Sisi positifnya di antaranya dapat membuat waktu lebih efisien, meminimalisir
terjadinya pemborosan waktu, membantu terciptanya produktifitas yang tinggi,
dan yang utama bisa memenuhi kebutuhan orang secara lekas dan cepat. Adapun
sisi negatifnya ialah: manusia akan lebih memprioritaskan kuantitas daripada
kualitas, akan tercerabut darinya salah satu sifat yang penting berupa
kesabaran, ketahanan terhadap proses-proses menghasilkan sesuatu secara
maksimal dan optimal semakin melemah, kesadaran akan mutu akan semakin memudar,
terlalu menyederhanakan sesuatu, melemahnya daya kritis, kehilangan ketajaman
intuisi dalam menilai berharga tidaknya sesuatu, atau maaf- meminjam istilah
seksologi- terkena ‘ejakulasi kepuasan hasil dini’, dan masih banyak lagi yang
lainya.
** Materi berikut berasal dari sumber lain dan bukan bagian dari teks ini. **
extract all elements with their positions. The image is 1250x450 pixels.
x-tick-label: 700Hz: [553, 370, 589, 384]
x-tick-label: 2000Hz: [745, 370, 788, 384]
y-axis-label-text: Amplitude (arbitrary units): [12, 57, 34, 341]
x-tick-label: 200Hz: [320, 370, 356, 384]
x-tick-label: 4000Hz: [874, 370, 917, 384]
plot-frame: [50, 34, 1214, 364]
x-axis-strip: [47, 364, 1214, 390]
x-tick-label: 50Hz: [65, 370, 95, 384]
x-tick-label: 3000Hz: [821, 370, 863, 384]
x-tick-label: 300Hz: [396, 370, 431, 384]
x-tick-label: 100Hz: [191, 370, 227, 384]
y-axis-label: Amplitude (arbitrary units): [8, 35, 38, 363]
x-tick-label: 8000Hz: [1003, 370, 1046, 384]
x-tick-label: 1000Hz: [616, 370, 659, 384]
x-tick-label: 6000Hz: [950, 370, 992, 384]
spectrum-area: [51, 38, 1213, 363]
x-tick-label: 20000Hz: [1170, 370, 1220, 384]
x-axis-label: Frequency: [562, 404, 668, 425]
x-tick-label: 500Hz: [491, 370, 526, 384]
Dari paparan itu minimal kita bisa menakar, menimbang dengan akurasi
penilaian yang obyektif bahwa kadar dampak negatif dari budaya instan ini lebih
banyak daripada positifnya.
Coba kita
perhatikan pada segenap media, baik cetak maupun elektronik, akan kita dapati
fenomena-fenomena seperti itu. Misalkan dalam pendidikan, kebanyakan sudah
kehilangan orientasi ideal. Pendidikan tidak berfungsi lagi sebagai suatu proses
untuk menjadikan seseorang menemukan potensi dirinya, ia sudah berubah ke ranah
pencapain hasil berupa ijazah. Akhirnya karena ingin instan banyak sekali yang
membeli ijazah-ijazah palsu karena ingin cepat-cepat mendapat keuntungan kerja
secara instan. Kita juga bisa melihat misalkan terjadi perubahan kiblat acuan
dalam menentukan kealiman seseorang. Orang alim seperti ustadz, kiai atau
muballigh begitu disimplifikasi sedemikian rupa dengan mengadakan audisi-audisi
di media. Acuannya bukan lagi kualitas ilmu yang dipunya tapi sejauh mana ia
bisa beretorika dan menghibur penonton. Demikian juga misalnya dengan
kepemimpinan. Akibat budaya intan yang sedemikan merasuki batin kebanyakan
manusia akhirnya mereka berlomba-lomba secara instan ingin menjadi pemimpin,
dengan mengajukan dan mencalonkan diri, bahkan kalau perlu dengan money
politic dan money laundry. Makanya jangan heran jika efek yang
ditimbulkan begitu negatif karena titik tolak mereka berangkat dari budaya
instan. Begitu pula kalau kita mau melihat segmen lain yang sudah diwarnai oleh
budaya instan. Politik instan, pendidikan instan, pemimpin instan, kesenian
instan, makan minum instan, media instan, produk instan dan semua serba instan.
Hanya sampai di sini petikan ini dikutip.